Nora Ephron died, on June 26, 2012, at the age of 71. We may find out any minute that she left one last book of essays or one last screenplay. If it’s possible to add humor to illness and death, she’s the artist who would have accomplished it. I feel like she still had something to say.
As I read through her list of accomplishments I can’t help but imagine how my obituary might read if I died today.
Jen started a novel, a teleplay and a stage play. She wanted to write a screenplay with her husband. Her computer was filled with roughed out ideas, and a file full of miscellaneous pieces of papers had character sketches on them. She started a blog with good intentions. Jen never finished what she started. The carpeting she ripped from the stairs was never replaced. Her bedroom was found to be painted in small blocks of color. Apparently she never decided on one.

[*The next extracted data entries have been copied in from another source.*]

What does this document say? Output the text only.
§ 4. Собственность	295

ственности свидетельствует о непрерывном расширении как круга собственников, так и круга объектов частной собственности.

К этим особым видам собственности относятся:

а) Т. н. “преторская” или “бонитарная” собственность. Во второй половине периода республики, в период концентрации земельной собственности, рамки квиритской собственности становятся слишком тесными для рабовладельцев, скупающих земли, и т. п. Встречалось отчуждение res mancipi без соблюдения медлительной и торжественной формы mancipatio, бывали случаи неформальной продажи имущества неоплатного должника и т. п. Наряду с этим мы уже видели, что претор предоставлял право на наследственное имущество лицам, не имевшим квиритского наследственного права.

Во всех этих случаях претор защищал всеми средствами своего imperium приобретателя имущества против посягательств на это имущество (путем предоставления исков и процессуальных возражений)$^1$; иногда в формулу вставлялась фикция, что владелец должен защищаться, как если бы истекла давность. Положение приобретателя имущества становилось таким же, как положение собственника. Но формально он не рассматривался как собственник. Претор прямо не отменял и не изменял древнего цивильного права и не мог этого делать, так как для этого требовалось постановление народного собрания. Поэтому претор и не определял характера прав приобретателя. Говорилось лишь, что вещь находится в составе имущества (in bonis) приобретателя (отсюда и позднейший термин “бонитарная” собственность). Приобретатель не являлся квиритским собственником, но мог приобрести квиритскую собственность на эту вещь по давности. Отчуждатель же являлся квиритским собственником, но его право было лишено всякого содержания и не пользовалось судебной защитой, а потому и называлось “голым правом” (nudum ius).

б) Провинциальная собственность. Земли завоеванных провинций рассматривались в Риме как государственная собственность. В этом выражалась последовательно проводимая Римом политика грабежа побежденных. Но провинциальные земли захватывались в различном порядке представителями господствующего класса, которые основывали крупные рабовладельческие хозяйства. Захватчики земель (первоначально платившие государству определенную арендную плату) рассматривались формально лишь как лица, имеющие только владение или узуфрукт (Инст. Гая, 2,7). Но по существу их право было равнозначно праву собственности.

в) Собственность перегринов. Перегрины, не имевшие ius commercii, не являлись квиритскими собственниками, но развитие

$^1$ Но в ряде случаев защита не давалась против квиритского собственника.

It’s not that she didn’t live; she loved life. She traveled all over the United States with her best friend, who by sheer gift from God, was also her husband. She loved people and her family so very much. Some of the love was not returned, but most was. She was happy. She had a bent toward sloth and procrastination. She didn’t die with regret, not really. She had it all, almost, but didn’t do everything God put her here to do.
It’s a bittersweet obit. I want to say I’ll change. I want to say the time is now, but I’ve said it more than once for many years and for some reason it never sticks. I believe this. At 50 it occurs to me that my time on earth is limited. My mom died young. Nora Ephron has died young. I plan to die old, but at best, my life is half over and it went fast. May my epitaph, read, she finally got it at 50, worked her ass off, and left this world with nothing left to say.